Autour de la figure d’une mère sacrificielle, La Mère de Mikio Naruse est une ode délicate, tout en retenue, emblématique à plus d’un titre dans l’histoire du cinéma japonais. Le film est centré sur le visage de la superstar Kinuyo Tanaka. Muse de Kenji Mizoguchi (pour seize films, dont Les Contes de la lune vague après la pluie et L’Intendant Sansho) et égérie mémorable de six films de Mikio Naruse (dont La Mère, en 1952, reste le plus célèbre) ; elle est l’actrice la plus renommée du cinéma nippon. L’année suivante, elle devint même la première femme réalisatrice au pays du Soleil-Levant. Véritable monument de la nation, Kinuyo Tanaka s’est distinguée par plusieurs rôles de mère, mais surtout par celui-ci, d’une extrême simplicité, visant à faire le portrait, plein de tact et de précision, de la classe sociale la plus démunie du Japon, qui intéressait tant le néoréaliste Naruse.

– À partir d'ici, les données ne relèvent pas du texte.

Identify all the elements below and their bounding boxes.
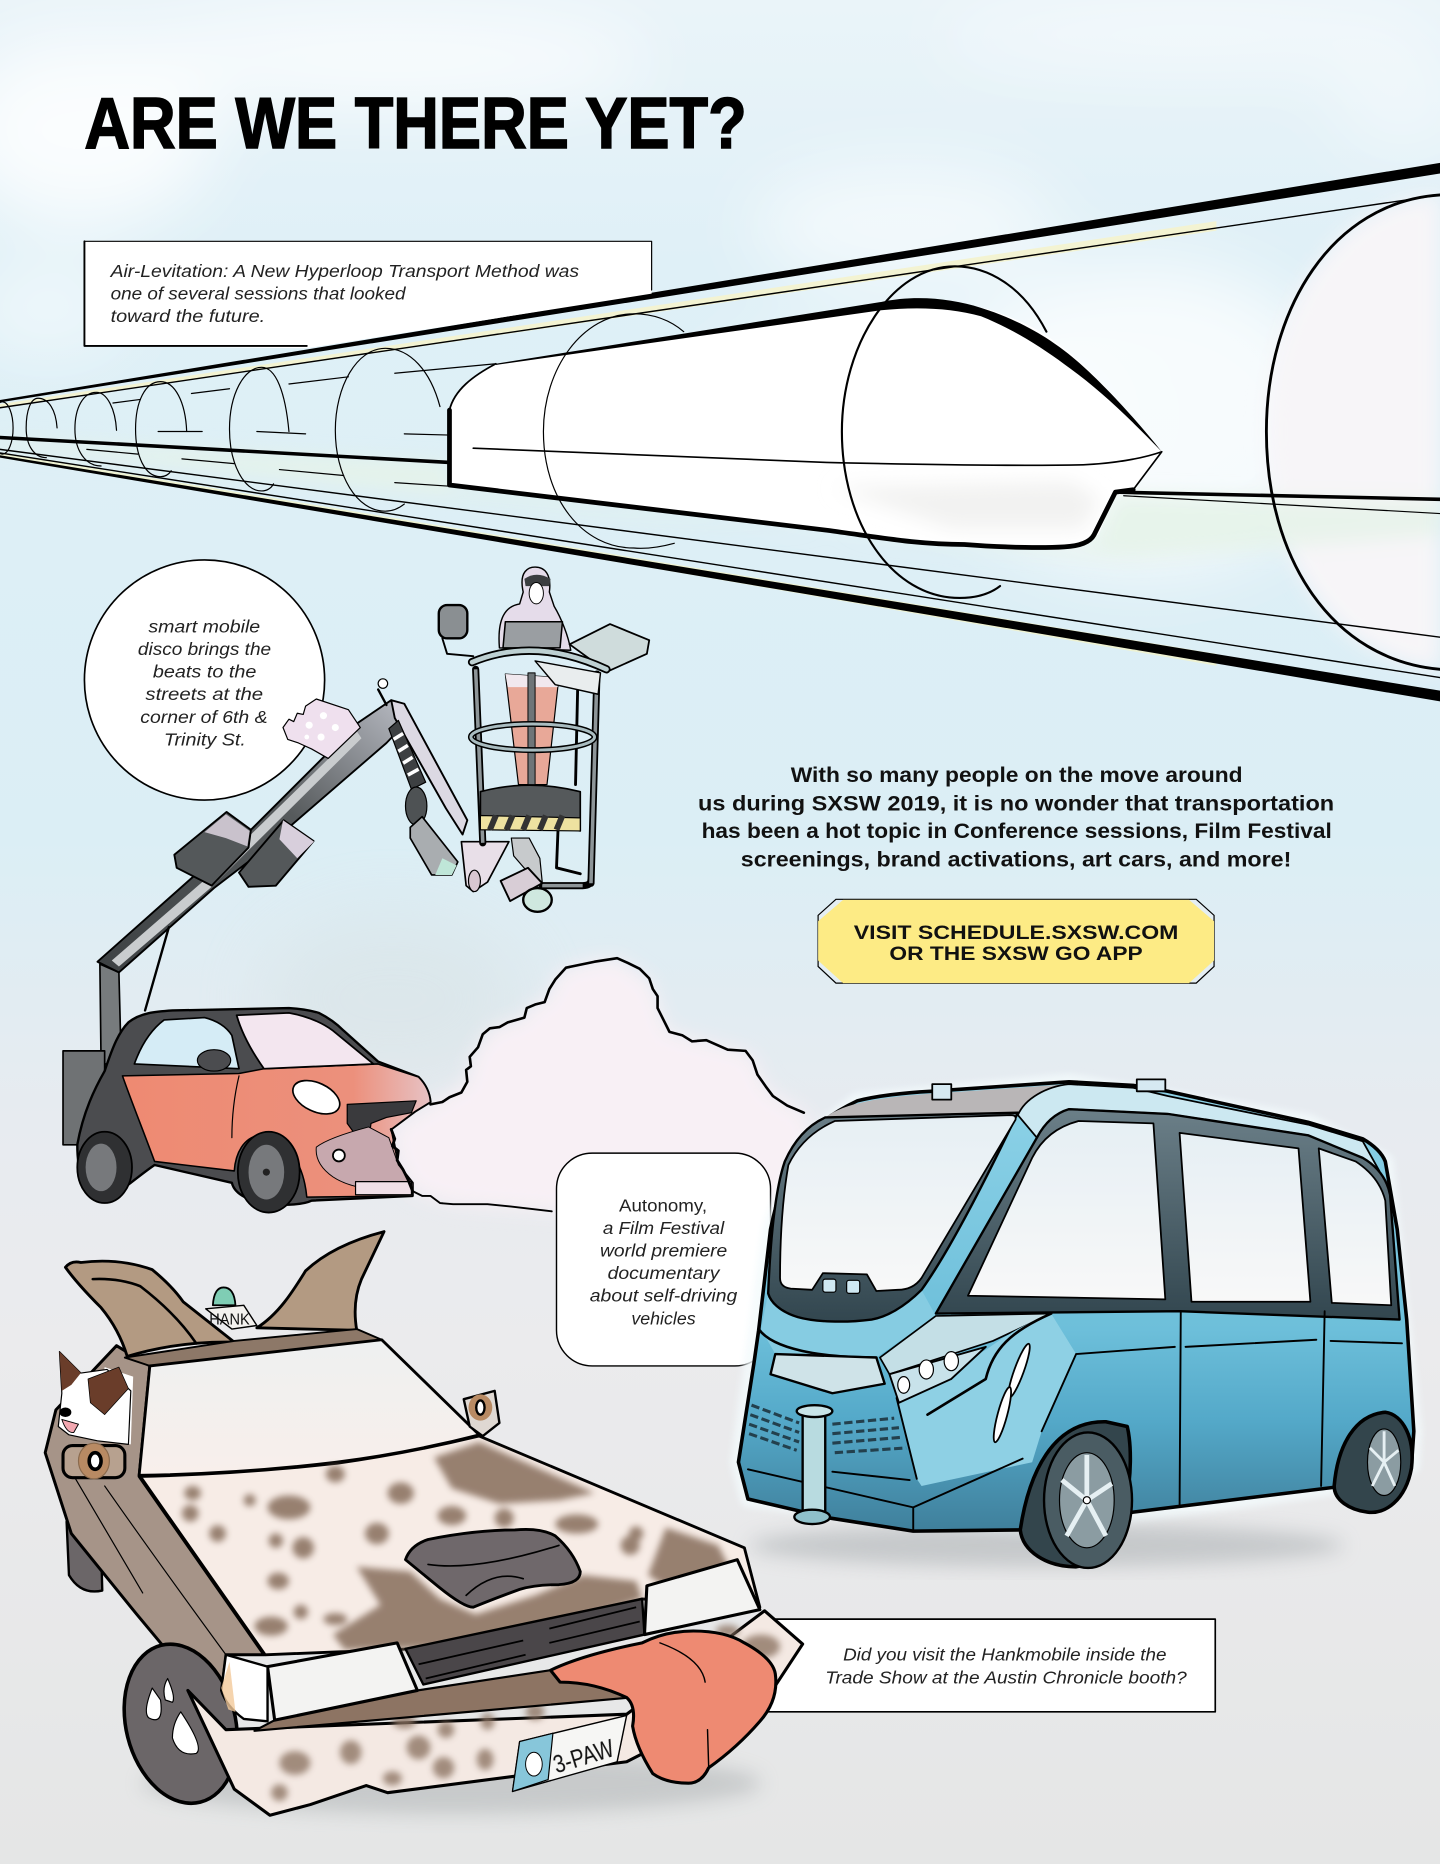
front light-blue fascia <box>761 1290 936 1358</box>
taxi sign: HANK <box>209 1311 250 1328</box>
pod body <box>449 298 1162 548</box>
camera <box>501 868 542 901</box>
mid rings <box>471 724 595 750</box>
illustration: smart car <box>63 1008 430 1213</box>
ears <box>65 1232 384 1366</box>
body text: screenings, brand activations, art cars, and more! <box>741 848 1291 872</box>
tube top rails <box>0 163 1440 408</box>
tube bottom rails <box>0 437 1440 701</box>
person torso and head <box>499 567 571 650</box>
taxi sign <box>206 1287 257 1329</box>
title: ARE WE THERE YET? <box>84 83 747 164</box>
disco ball <box>283 699 360 758</box>
speakers <box>174 812 314 887</box>
callout: smart mobile disco: streets at the <box>145 684 263 704</box>
bus shadow and halo <box>738 1082 1414 1567</box>
front panel <box>880 1314 1051 1374</box>
body text: has been a hot topic in Conference sessions, Film Festival <box>702 819 1332 843</box>
side glass frame <box>936 1109 1400 1320</box>
car shadow <box>143 1752 761 1814</box>
callout: smart mobile disco: smart mobile <box>148 616 260 636</box>
callout: smart mobile disco: Trinity St. <box>164 729 246 749</box>
call to action badge <box>818 899 1214 983</box>
callout: Hankmobile: Did you visit the Hankmobile inside the <box>843 1645 1167 1665</box>
body text: With so many people on the move around <box>791 763 1243 787</box>
bumper <box>188 1611 803 1815</box>
boom arm <box>98 679 467 1064</box>
call to action badge: OR THE SXSW GO APP <box>889 943 1143 965</box>
grilles <box>749 1405 906 1453</box>
illustration: cherry picker lift <box>98 567 649 1064</box>
left mirror <box>63 1443 125 1479</box>
body lines <box>748 1311 1402 1531</box>
hood spots <box>182 1442 742 1650</box>
windshield glass <box>780 1115 1016 1291</box>
callout: smart mobile disco <box>84 560 325 800</box>
front wheel <box>1020 1422 1132 1568</box>
license plate: 3-PAW <box>550 1734 618 1779</box>
tube rings <box>0 195 1440 669</box>
front tire <box>108 1632 253 1815</box>
dog <box>58 1352 133 1444</box>
call to action badge: VISIT SCHEDULE.SXSW.COM <box>854 922 1178 944</box>
body text <box>698 763 1334 872</box>
callout: smart mobile disco: corner of 6th & <box>140 707 268 727</box>
hood <box>140 1436 760 1655</box>
table <box>570 624 649 672</box>
callout: Autonomy documentary: vehicles <box>631 1308 696 1328</box>
small speaker <box>439 605 467 638</box>
lift basket <box>439 567 649 912</box>
callout: hyperloop session: one of several sessions that looked <box>111 284 407 304</box>
callout: hyperloop session: toward the future. <box>111 306 265 326</box>
rear window <box>134 1018 239 1069</box>
front wheel <box>238 1132 300 1213</box>
front light band <box>771 1354 885 1393</box>
rear wheel <box>77 1132 132 1203</box>
windshield <box>237 1013 373 1069</box>
car side body <box>45 1346 264 1694</box>
front jagged edge <box>391 1129 413 1191</box>
callout: Autonomy documentary: Autonomy, <box>619 1195 707 1215</box>
illustration: hyperloop tube and pod <box>0 163 1440 701</box>
callout: smart mobile disco: disco brings the <box>138 639 271 659</box>
rear wheel <box>1334 1412 1412 1512</box>
hood scoop <box>405 1529 580 1607</box>
windshield <box>139 1340 479 1475</box>
right mirror <box>464 1391 499 1436</box>
roof panels <box>825 1084 1069 1117</box>
grille <box>405 1599 644 1684</box>
roof sensors <box>932 1084 951 1100</box>
front bollard <box>794 1405 832 1524</box>
light cluster <box>889 1347 986 1403</box>
laptop <box>503 622 562 648</box>
callout: Hankmobile <box>761 1619 1215 1712</box>
brown strip under lights <box>254 1670 630 1731</box>
hinge and lower gear <box>410 817 542 892</box>
tongue <box>551 1631 776 1783</box>
callout: Autonomy documentary: documentary <box>608 1263 721 1283</box>
callout: Autonomy documentary: a Film Festival <box>603 1218 725 1238</box>
side windows <box>968 1121 1165 1299</box>
grille <box>347 1101 416 1141</box>
platform with hazard stripe <box>480 785 580 831</box>
person legs <box>505 674 559 785</box>
callout: Hankmobile: Trade Show at the Austin Chronicle booth? <box>825 1667 1187 1687</box>
car body shell <box>77 1008 430 1205</box>
headlights <box>221 1560 760 1721</box>
illustration: autonomous shuttle bus <box>738 1079 1414 1568</box>
bus body <box>738 1082 1414 1531</box>
headlight <box>288 1074 345 1121</box>
illustration: Hankmobile dog car <box>45 1232 803 1815</box>
side oval lights <box>1005 1342 1033 1399</box>
top rail <box>472 651 606 669</box>
callout: Autonomy documentary: about self-driving <box>590 1286 738 1306</box>
rear box <box>63 1051 105 1145</box>
coral door and hood <box>122 1064 430 1197</box>
callout: Autonomy documentary: world premiere <box>600 1241 727 1261</box>
callout: smart mobile disco: beats to the <box>153 662 256 682</box>
rear wheel <box>67 1522 102 1591</box>
callout: hyperloop session: Air-Levitation: A New Hyperloop Transport Method was <box>109 261 580 281</box>
license plate <box>513 1715 627 1791</box>
callout: Autonomy documentary <box>556 1153 771 1366</box>
callout: hyperloop session <box>84 241 652 348</box>
windshield frame <box>768 1113 1018 1322</box>
tube haze <box>0 195 1440 669</box>
illustration: exhaust cloud <box>391 958 820 1213</box>
body text: us during SXSW 2019, it is no wonder that transportation <box>698 792 1334 816</box>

À travers elle, le cinéaste fait aussi l’examen de la résilience de l’ensemble des personnages féminins du film. Qu’elle soit vieillissante, adulte, jeune ou enfant, chacune des héroïnes de La Mère est évoquée dans son aptitude à faire face au malheur, pour son courage et son don de soi.
Chose rare à l’époque, La Mère fut le fruit d’un script écrit par une femme, Yoko Mizuki, à laquelle Naruse laissa une pleine liberté de création. Tandis que Kinuyo Tanaka incarne avec autant de fermeté que de pudeur cette mère centrale, Naruse scrute ses failles avec un art savant de l’esquive et de l’ellipse. Le maître japonais n’en étant pas à son galop d’essai – il a plus de soixante films au compteur lorsqu’il tourne La Mère -, il évite toute forme d’exubérance et surtout le pathos qu’il fuit comme la peste. Aux effusions de larmes, il choisit ainsi la discrétion, fondement même de la culture nippone, rendant hommage à la témérité des femmes. L’ensemble du film en est d’autant plus bouleversant : à l’image de cette séquence où la mère, dévastée d’un chagrin ne filtrant jamais face aux siens, s’autorise enfin, le visage caché par un linge et uniquement hors de la maison, à s’effondrer. Seule dans la nuit.